Frontline Initiative

In 1991, New Hampshire became the first state in the country with a completely community-based developmental service system. Government officials, regional administrators, and state policy makers have all been praised and recognized for their contributions in the creation of this system. In contrast, little public attention has been given to those providing the day-to-day, person-to-person support and assistance that is the backbone of New Hampshire’s services. 

During 1995, in acknowledgment of its overdue debt, New Hampshire planned and held its first Caregivers’ Conference. Organizers and sponsors included the New Hampshire DD Council, the Association for Persons in Supported Employment, Arc ⁄ NH, Community Support Network, Inc., the University of New Hampshire’s Institute on Disability, the New Hampshire Bureau of Developmental Services, and the American Association on Mental Retardation ⁄ NH. The conference was designed to provide caregivers with:

• A better understanding of state and national issues that affect individuals with disabilities;
• Information about innovative approaches for supporting people with disabilities;
• An opportunity to share their ideas, concerns, and dreams;
• A relaxing environment where people could meet with colleagues, enjoy themselves, and recharge their batteries.

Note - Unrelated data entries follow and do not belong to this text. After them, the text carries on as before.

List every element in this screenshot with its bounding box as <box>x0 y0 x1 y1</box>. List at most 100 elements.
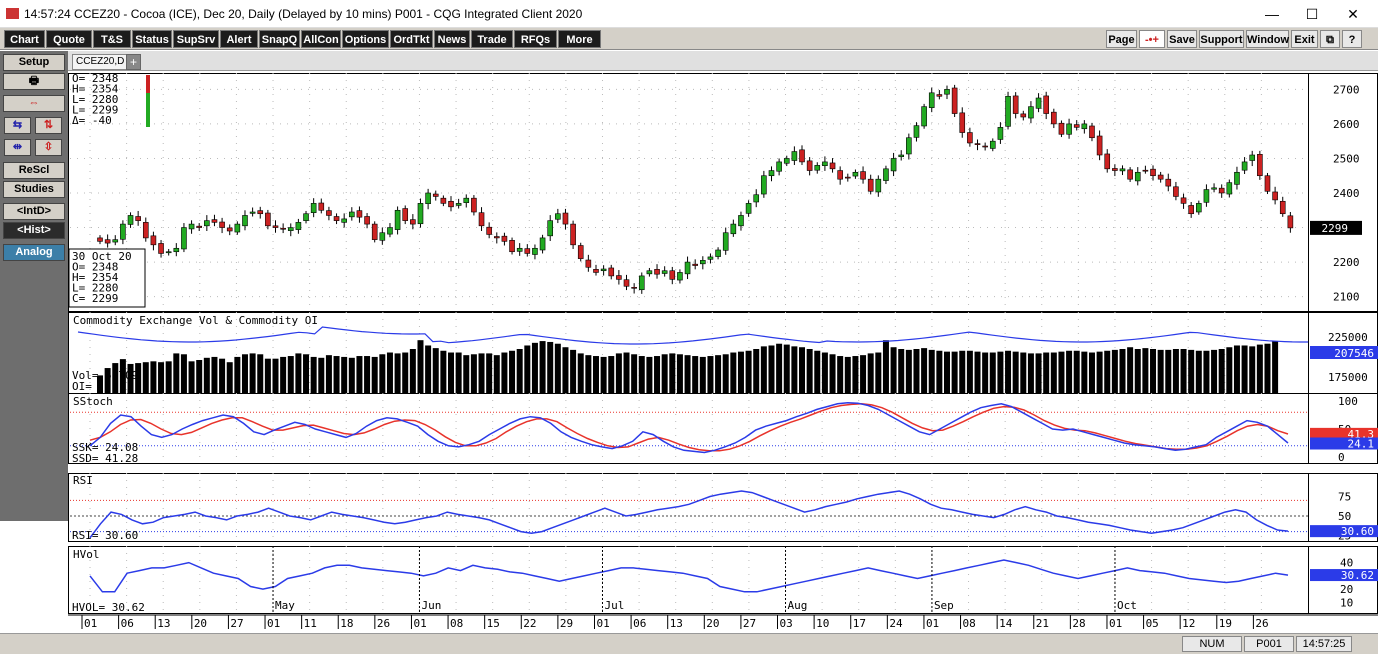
volume-bar <box>386 352 393 393</box>
volume-bar <box>692 356 699 393</box>
tab-ccez20[interactable]: CCEZ20,D <box>72 54 129 70</box>
rescale-button[interactable]: ReScl <box>3 162 65 179</box>
candle-body <box>753 194 760 203</box>
menu-snapq-button[interactable]: SnapQ <box>259 30 300 48</box>
pane-price-frame <box>68 73 1378 312</box>
help-button[interactable]: ? <box>1342 30 1362 48</box>
exit-button[interactable]: Exit <box>1291 30 1318 48</box>
candle-body <box>493 236 500 239</box>
candle-body <box>600 268 607 272</box>
candle-body <box>219 221 225 228</box>
candle-body <box>539 237 546 251</box>
candle-body <box>265 212 271 227</box>
date-label: 19 <box>1219 617 1232 630</box>
menu-options-button[interactable]: Options <box>342 30 389 48</box>
menu-status-button[interactable]: Status <box>132 30 172 48</box>
candle-body <box>349 211 355 218</box>
volume-bar <box>394 353 401 393</box>
candle-body <box>844 176 851 179</box>
volume-bar <box>287 356 294 393</box>
volume-bar <box>127 363 134 393</box>
candle-body <box>234 223 241 233</box>
menu-quote-button[interactable]: Quote <box>46 30 92 48</box>
candle-body <box>959 112 966 133</box>
menu-chart-button[interactable]: Chart <box>4 30 45 48</box>
maximize-button[interactable]: ☐ <box>1305 6 1319 22</box>
candle-body <box>142 222 149 239</box>
volume-bar <box>272 358 279 393</box>
date-label: 13 <box>157 617 170 630</box>
volume-bar <box>356 356 363 393</box>
menu-alert-button[interactable]: Alert <box>220 30 258 48</box>
volume-bar <box>1142 348 1149 393</box>
restore-button[interactable]: ⧉ <box>1320 30 1340 48</box>
studies-button[interactable]: Studies <box>3 181 65 198</box>
hvol-title: HVol <box>73 548 100 561</box>
month-label: Oct <box>1117 599 1137 612</box>
candle-body <box>890 158 897 172</box>
analog-button[interactable]: Analog <box>3 244 65 261</box>
candle-body <box>928 92 935 108</box>
window-button[interactable]: Window <box>1246 30 1289 48</box>
resize-button[interactable]: ⇔ <box>3 95 65 112</box>
menu-news-button[interactable]: News <box>434 30 470 48</box>
menu-more-button[interactable]: More <box>558 30 601 48</box>
price-last-badge <box>1310 220 1362 235</box>
zoom-horizontal-icon[interactable]: ⇹ <box>4 139 31 156</box>
menu-ordtkt-button[interactable]: OrdTkt <box>390 30 433 48</box>
volume-bar <box>455 352 462 393</box>
candle-body <box>951 87 958 114</box>
candle-body <box>1058 122 1065 135</box>
scroll-horizontal-icon[interactable]: ⇆ <box>4 117 31 134</box>
add-tab-button[interactable]: + <box>126 54 141 70</box>
minimize-button[interactable]: — <box>1265 6 1279 22</box>
intraday-button[interactable]: <IntD> <box>3 203 65 220</box>
zoom-vertical-icon[interactable]: ⇳ <box>35 139 62 156</box>
cursor-c: C= 2299 <box>72 292 118 305</box>
candle-body <box>1234 171 1240 185</box>
volume-bar <box>585 355 592 393</box>
close-button[interactable]: ✕ <box>1347 6 1359 22</box>
candle-body <box>623 279 630 287</box>
volume-bar <box>982 352 989 393</box>
candle-body <box>608 267 615 277</box>
volume-bar <box>1119 349 1126 393</box>
volume-bar <box>1027 353 1034 393</box>
volume-bar <box>264 358 271 393</box>
save-button[interactable]: Save <box>1167 30 1197 48</box>
setup-button[interactable]: Setup <box>3 54 65 71</box>
volume-bar <box>463 355 470 393</box>
support-button[interactable]: Support <box>1199 30 1244 48</box>
date-label: 22 <box>523 617 536 630</box>
date-label: 01 <box>84 617 97 630</box>
volume-bar <box>1264 343 1271 393</box>
volume-bar <box>676 354 683 393</box>
menu-rfqs-button[interactable]: RFQs <box>514 30 557 48</box>
candle-body <box>158 243 164 254</box>
candle-body <box>898 154 905 158</box>
volume-bar <box>654 356 661 393</box>
menu-supsrv-button[interactable]: SupSrv <box>173 30 219 48</box>
candle-body <box>501 235 508 242</box>
stoch-axis-label: 0 <box>1338 451 1345 464</box>
volume-bar <box>753 349 760 393</box>
zoom-button[interactable]: -•+ <box>1139 30 1165 48</box>
menu-trade-button[interactable]: Trade <box>471 30 513 48</box>
volume-bar <box>234 356 241 393</box>
page-button[interactable]: Page <box>1106 30 1137 48</box>
volume-bar <box>844 356 851 393</box>
pane-rsi-frame <box>68 473 1378 542</box>
volume-bar <box>1165 349 1172 393</box>
volume-bar <box>1218 349 1225 393</box>
scroll-vertical-icon[interactable]: ⇅ <box>35 117 62 134</box>
volume-bar <box>379 354 386 393</box>
print-button[interactable]: 🖶 <box>3 73 65 90</box>
candle-body <box>1272 191 1278 201</box>
chart-tabs: CCEZ20,D + <box>68 51 1378 71</box>
historical-button[interactable]: <Hist> <box>3 222 65 239</box>
date-label: 28 <box>1072 617 1085 630</box>
volume-bar <box>882 340 889 393</box>
chart-area[interactable]: 27002600250024002300220021002299O= 2348H… <box>68 71 1378 633</box>
menu-ts-button[interactable]: T&S <box>93 30 131 48</box>
menu-allcon-button[interactable]: AllCon <box>301 30 341 48</box>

How Caregivers View Their Jobs

When asked to describe how they felt about their work, the overwhelming majority of caregivers New Hampshire Listens & Learns from DSWs Policy Initiative gave positive responses. When asked to use three separate words that best describe how they feel about the work they do, participants responded:

• Rewarding (34)
• Frustrating ⁄ Stressful (25)
• Challenging (19)
• Satisfying ⁄ Enjoyable (17)
• Caring ⁄ Helpful (12)
• Positive Adjectives: creative, valuable… (59)
• Negative Adjectives: unappreciated, bored… (14)

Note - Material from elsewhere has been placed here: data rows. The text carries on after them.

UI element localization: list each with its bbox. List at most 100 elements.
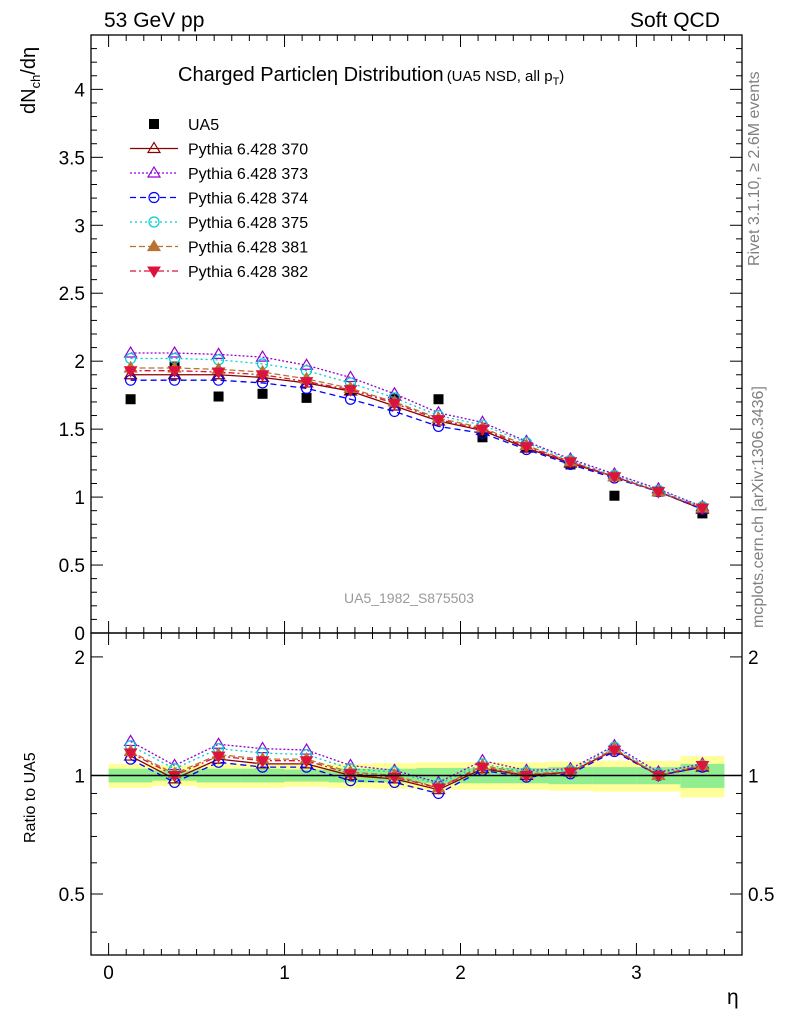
data-point bbox=[167, 367, 182, 380]
ratio-point bbox=[255, 756, 270, 768]
data-point bbox=[431, 415, 446, 427]
x-tick-label: 2 bbox=[455, 963, 466, 984]
ratio-line bbox=[130, 745, 703, 785]
legend-marker bbox=[146, 165, 162, 178]
ratio-point bbox=[431, 783, 446, 795]
x-axis-label: η bbox=[727, 986, 739, 1009]
series-line bbox=[130, 370, 703, 509]
ratio-point bbox=[167, 770, 182, 783]
legend-label: Pythia 6.428 381 bbox=[188, 240, 308, 257]
data-point bbox=[299, 358, 314, 370]
ratio-point bbox=[123, 748, 138, 761]
y-axis-label-text: dN bbox=[18, 88, 40, 114]
data-point bbox=[477, 432, 488, 443]
series-line bbox=[130, 367, 703, 509]
chart-title-note-end: ) bbox=[559, 68, 565, 85]
ratio-y-tick-label-right: 0.5 bbox=[748, 885, 774, 906]
data-point bbox=[433, 394, 444, 405]
legend-item: Pythia 6.428 382 bbox=[130, 264, 308, 281]
legend-label: UA5 bbox=[188, 117, 219, 134]
header-right: Soft QCD bbox=[630, 9, 720, 32]
legend-label: Pythia 6.428 373 bbox=[188, 166, 308, 183]
x-tick-label: 0 bbox=[103, 963, 114, 984]
ratio-point bbox=[211, 751, 226, 764]
ratio-point bbox=[475, 762, 490, 775]
rivet-label: Rivet 3.1.10, ≥ 2.6M events bbox=[746, 71, 763, 266]
header-left: 53 GeV pp bbox=[104, 9, 205, 32]
series-pythia-6-428-374 bbox=[124, 374, 709, 515]
main-curves bbox=[123, 345, 710, 519]
legend: UA5 Pythia 6.428 370 Pythia 6.428 373 Pythi… bbox=[130, 117, 308, 281]
data-point bbox=[607, 472, 622, 484]
series-pythia-6-428-382 bbox=[123, 366, 710, 515]
y-tick-label: 2.5 bbox=[59, 284, 85, 305]
data-point bbox=[301, 392, 312, 403]
legend-marker bbox=[148, 191, 160, 204]
data-point bbox=[167, 345, 182, 358]
ratio-point bbox=[563, 767, 578, 780]
legend-item: Pythia 6.428 374 bbox=[130, 191, 308, 208]
data-point bbox=[255, 349, 270, 362]
ratio-point bbox=[607, 745, 622, 758]
ratio-point bbox=[299, 756, 314, 768]
y-tick-label: 0 bbox=[74, 624, 85, 645]
ratio-y-tick-label: 2 bbox=[74, 648, 85, 669]
y-tick-label: 2 bbox=[74, 352, 85, 373]
ratio-point bbox=[695, 760, 710, 773]
y-axis-label-end: /dη bbox=[18, 46, 40, 75]
legend-label: Pythia 6.428 370 bbox=[188, 142, 308, 159]
chart-title-text: Charged Particleη Distribution bbox=[178, 64, 444, 86]
x-tick-label: 3 bbox=[631, 963, 642, 984]
series-pythia-6-428-373 bbox=[123, 345, 710, 512]
legend-marker bbox=[147, 266, 161, 278]
series-ua5 bbox=[125, 361, 708, 519]
data-point bbox=[257, 388, 268, 399]
y-tick-label: 4 bbox=[74, 80, 85, 101]
data-point bbox=[255, 370, 270, 382]
data-point bbox=[167, 366, 182, 378]
ratio-point bbox=[519, 770, 534, 783]
series-line bbox=[130, 379, 703, 510]
y-axis-label-main: dNch/dη bbox=[18, 47, 43, 114]
series-pythia-6-428-381 bbox=[123, 360, 710, 513]
legend-label: Pythia 6.428 382 bbox=[188, 264, 308, 281]
data-point bbox=[299, 377, 314, 389]
ratio-line bbox=[130, 749, 703, 789]
analysis-watermark: UA5_1982_S875503 bbox=[344, 590, 475, 606]
data-point bbox=[475, 424, 490, 437]
data-point bbox=[563, 457, 578, 469]
data-point bbox=[123, 367, 138, 380]
series-line bbox=[130, 357, 703, 508]
y-tick-label: 1 bbox=[74, 488, 85, 509]
ratio-frame bbox=[90, 632, 743, 956]
data-point bbox=[211, 367, 226, 380]
data-point bbox=[387, 398, 402, 411]
y-tick-label: 0.5 bbox=[59, 556, 85, 577]
data-point bbox=[213, 391, 224, 402]
axes: 0 0.5 1 1.5 2 2.5 3 3.5 4 0.5 0.5 1 1 2 2 0 1 2 3 bbox=[59, 34, 774, 984]
ratio-line bbox=[130, 740, 703, 784]
data-point bbox=[695, 503, 710, 515]
data-point bbox=[123, 345, 138, 358]
series-pythia-6-428-370 bbox=[123, 367, 710, 514]
ratio-point bbox=[651, 770, 666, 783]
legend-item: UA5 bbox=[149, 117, 219, 134]
data-point bbox=[519, 442, 534, 454]
chart-title-note: (UA5 NSD, all p bbox=[446, 68, 553, 85]
y-tick-label: 3.5 bbox=[59, 148, 85, 169]
legend-item: Pythia 6.428 370 bbox=[130, 141, 308, 159]
y-tick-label: 3 bbox=[74, 216, 85, 237]
ratio-y-tick-label: 0.5 bbox=[59, 885, 85, 906]
data-point bbox=[211, 347, 226, 359]
ratio-y-tick-label: 1 bbox=[74, 766, 85, 787]
data-point bbox=[123, 366, 138, 378]
data-point bbox=[651, 487, 666, 499]
legend-label: Pythia 6.428 375 bbox=[188, 215, 308, 232]
ratio-line bbox=[130, 747, 703, 789]
legend-item: Pythia 6.428 373 bbox=[130, 165, 308, 183]
legend-marker bbox=[146, 239, 162, 252]
data-point bbox=[343, 385, 358, 397]
chart-title: Charged Particleη Distribution (UA5 NSD, … bbox=[178, 64, 564, 88]
legend-marker bbox=[149, 119, 159, 129]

When asked what things they most wanted to have continue, the caregivers’ primary concerns were for the individuals they served. One worker summed it up this way: “I want to continue, assisting people with their independent living; giving them the chance to live the life I take for granted.”

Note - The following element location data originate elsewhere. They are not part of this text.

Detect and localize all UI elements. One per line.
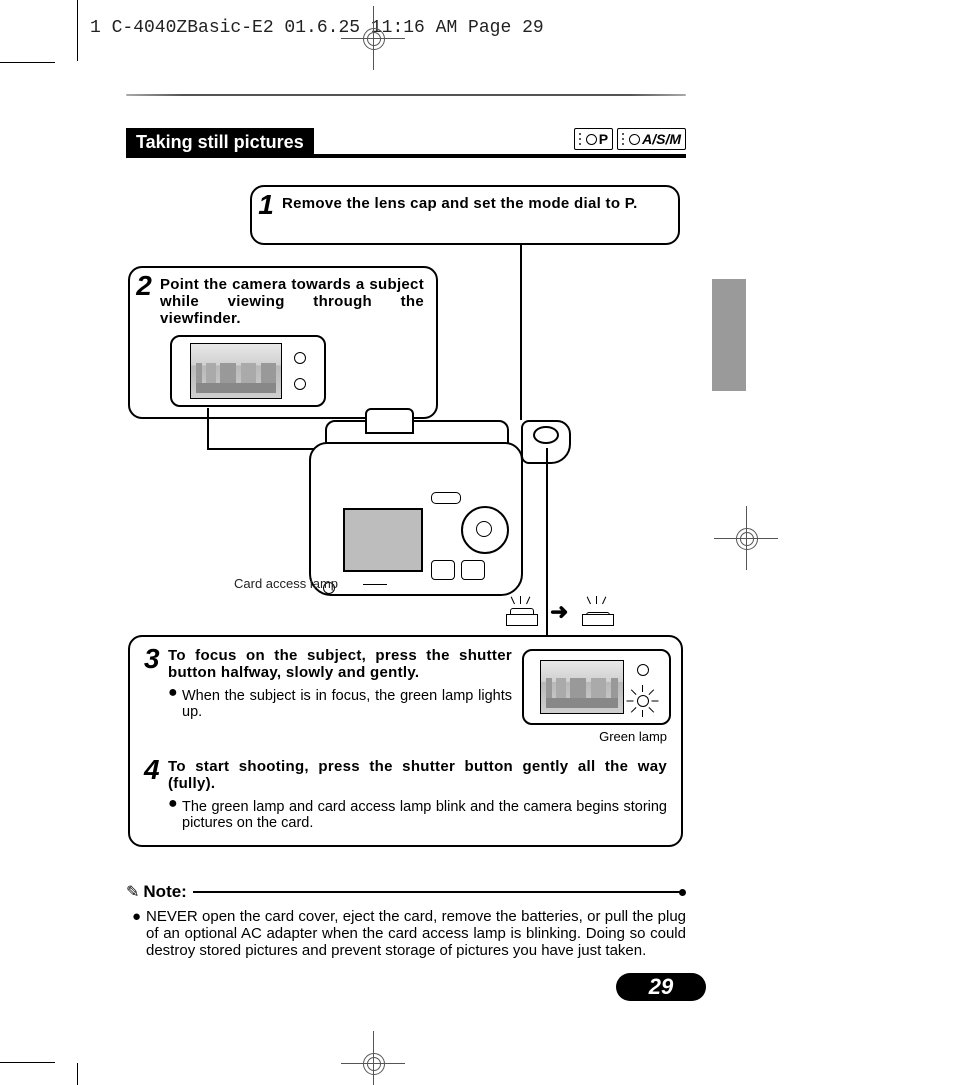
mode-badges: P A/S/M — [570, 128, 686, 150]
content-column: Taking still pictures P A/S/M — [126, 94, 686, 158]
pencil-icon: ✎ — [126, 882, 139, 902]
mode-badge-asm: A/S/M — [617, 128, 686, 150]
step-4-number: 4 — [144, 758, 168, 831]
note-text: NEVER open the card cover, eject the car… — [146, 908, 686, 959]
step-1-text: Remove the lens cap and set the mode dia… — [282, 195, 666, 212]
page-number: 29 — [616, 973, 706, 1001]
step-2-box: 2 Point the camera towards a subject whi… — [128, 266, 438, 419]
viewfinder-scene-icon — [540, 660, 624, 714]
viewfinder-scene-icon — [190, 343, 282, 399]
crop-mark — [0, 62, 55, 63]
step-3-number: 3 — [144, 647, 168, 744]
step-3-bullet: When the subject is in focus, the green … — [182, 688, 512, 720]
step-2-number: 2 — [129, 267, 159, 420]
registration-mark — [355, 20, 391, 56]
section-rule — [126, 94, 686, 96]
dpad-icon — [461, 506, 509, 554]
step-2-text: Point the camera towards a subject while… — [160, 276, 424, 327]
step-1-box: 1 Remove the lens cap and set the mode d… — [250, 185, 680, 245]
viewfinder-illustration — [170, 335, 326, 407]
card-access-lamp-label: Card access lamp — [234, 576, 338, 591]
mode-badge-asm-label: A/S/M — [642, 131, 681, 147]
print-slug: 1 C-4040ZBasic-E2 01.6.25 11:16 AM Page … — [90, 18, 544, 38]
lcd-screen-icon — [343, 508, 423, 572]
step-3-4-box: 3 — [128, 635, 683, 847]
arrow-right-icon: ➜ — [550, 599, 568, 625]
callout-line — [207, 408, 209, 448]
camera-dot-icon — [629, 134, 640, 145]
bullet-icon: ● — [132, 908, 146, 959]
note-rule-dot-icon — [679, 889, 686, 896]
manual-page: 1 C-4040ZBasic-E2 01.6.25 11:16 AM Page … — [0, 0, 954, 1085]
green-lamp-label: Green lamp — [522, 729, 667, 744]
camera-dot-icon — [586, 134, 597, 145]
callout-line — [520, 245, 522, 420]
registration-mark — [728, 520, 764, 556]
step-4-bullet: The green lamp and card access lamp blin… — [182, 799, 667, 831]
lamp-dot-icon — [294, 352, 306, 364]
viewfinder-illustration — [522, 649, 671, 725]
crop-mark — [0, 1062, 55, 1063]
note-section: ✎ Note: ● NEVER open the card cover, eje… — [126, 862, 686, 959]
step-1-number: 1 — [251, 186, 281, 246]
registration-mark — [355, 1045, 391, 1081]
shutter-half-press-icon — [500, 598, 542, 626]
mode-badge-p: P — [574, 128, 613, 150]
thumb-index-tab — [712, 279, 746, 391]
callout-line — [363, 584, 387, 585]
bullet-icon: ● — [168, 795, 182, 831]
shutter-press-illustration: ➜ — [500, 592, 682, 632]
crop-mark — [77, 1063, 78, 1085]
lamp-dot-icon — [294, 378, 306, 390]
mode-badge-p-label: P — [599, 131, 608, 147]
note-rule — [193, 891, 681, 893]
bullet-icon: ● — [168, 684, 182, 720]
step-4-text: To start shooting, press the shutter but… — [168, 758, 667, 792]
section-heading-row: Taking still pictures P A/S/M — [126, 128, 686, 158]
crop-mark — [77, 0, 78, 61]
green-lamp-icon — [632, 660, 654, 714]
shutter-full-press-icon — [576, 598, 618, 626]
note-label: Note: — [143, 882, 186, 902]
camera-illustration — [305, 410, 565, 600]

Talking about changes they’d like to see in their jobs, caregivers spoke of the need to place more importance on the person’s quality of life and less emphasis on meeting tasks and objectives.

Those providing direct supports wanted to be acknowledged and respected for the role they play in the service system. They wanted better pay, full benefits, and increased training opportunities. Caregivers wanted to be represented not only on the person’s planning teams, but also included in the agency’s decision-making process.

Incorporating Workplace Ideas

Caregivers were asked what it would take to implement best practices in care and support in their own agencies. They identified the following four necessary organizational changes.

Increased Respect for Individuals with Disabilities

Some suggestions included:

• Administrators need to get a taste of the reality and issues for both consumers and staff.
• Consumers must be provided with as much information as possible so they can make informed decisions about what happens in their lives.

Include Caregivers in the Decision Making Process

Some recommendations included:

• Invite caregivers to serve on all relevant committees and teams.
• Have a committee of employees meet regularly with directors and other administrators.

Increase Training Opportunities

Some of the requests included:

• Let agencies know that more conferences and workshops for the direct caregivers are needed.
• Use experience of caregivers as trainers.

Focus on Quality of Life

Some recommendations included:

• Make the person’s quality of life the service system’s first priority.
• Learn as much as possible about the person being supported, and create a unique environment that works for that person.